Molas evolved from body-painting in the late 19th century, which gradually became sewn designs. Repeated, these panels form the blouse’s midriff. Curiously enough, photographs frequently show the molas hidden, tucked into skirts.

The Kuna resisted changes to their culture from the day the Spanish arrived in the early 1500s. At times they’ve been ferocious. Considering the number of attempts to suppress their ideas and convert their beliefs, it’s a wonder they’ve successfully clung to much of their way of life. The most piquant of the molas suggest a principle Kuna survival tactic: translating change into their own terms.
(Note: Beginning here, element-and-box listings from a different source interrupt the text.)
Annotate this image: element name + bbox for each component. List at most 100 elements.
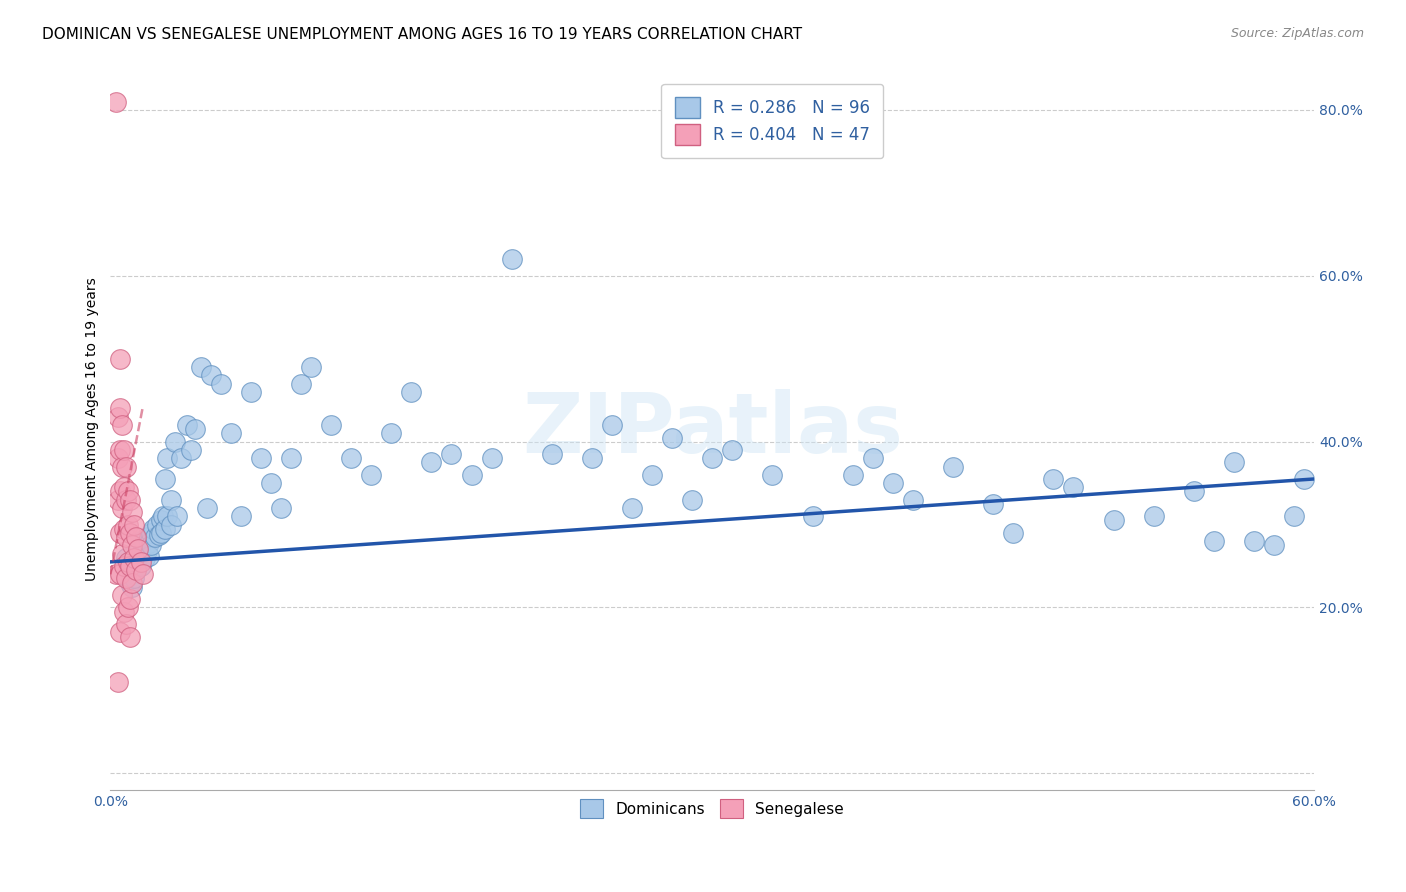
Point	[120, 555, 142, 569]
Point	[270, 500, 292, 515]
Point	[981, 497, 1004, 511]
Point	[681, 492, 703, 507]
Point	[1062, 480, 1084, 494]
Point	[121, 580, 143, 594]
Point	[401, 384, 423, 399]
Point	[360, 467, 382, 482]
Point	[114, 480, 136, 494]
Point	[115, 459, 138, 474]
Point	[155, 509, 177, 524]
Point	[115, 550, 138, 565]
Point	[114, 522, 136, 536]
Point	[148, 527, 170, 541]
Point	[124, 572, 146, 586]
Point	[120, 592, 142, 607]
Point	[1182, 484, 1205, 499]
Point	[111, 418, 134, 433]
Point	[105, 95, 128, 109]
Point	[120, 525, 142, 540]
Point	[134, 550, 156, 565]
Point	[120, 559, 142, 574]
Point	[1002, 525, 1025, 540]
Point	[111, 459, 134, 474]
Point	[862, 451, 884, 466]
Point	[124, 517, 146, 532]
Point	[124, 559, 146, 574]
Point	[117, 484, 139, 499]
Point	[138, 549, 160, 563]
Point	[159, 517, 181, 532]
Point	[114, 605, 136, 619]
Point	[121, 505, 143, 519]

There are mola designs drawn from such pop culture items as beer trademarks, TV station logos and cartoon stars like Bugs Bunny, the Flintstones and Ninja Turtles. The canal-zone mola-makers depict Titan rockets, helicopters and gunboats. Political molas cover everything from local protest to world leaders like the martyred JFK. There are basketball molas--of course. For the tourist trade, the Kuna translate designs to T-shirts and hot-pad mittens.

The Kuna make the island fantasy work. For alienated big-city individualists, the life might turn out to be a bit cramped and confusingly uncomplicated. But for the Kuna themselves, it looks like a hard-won paradise.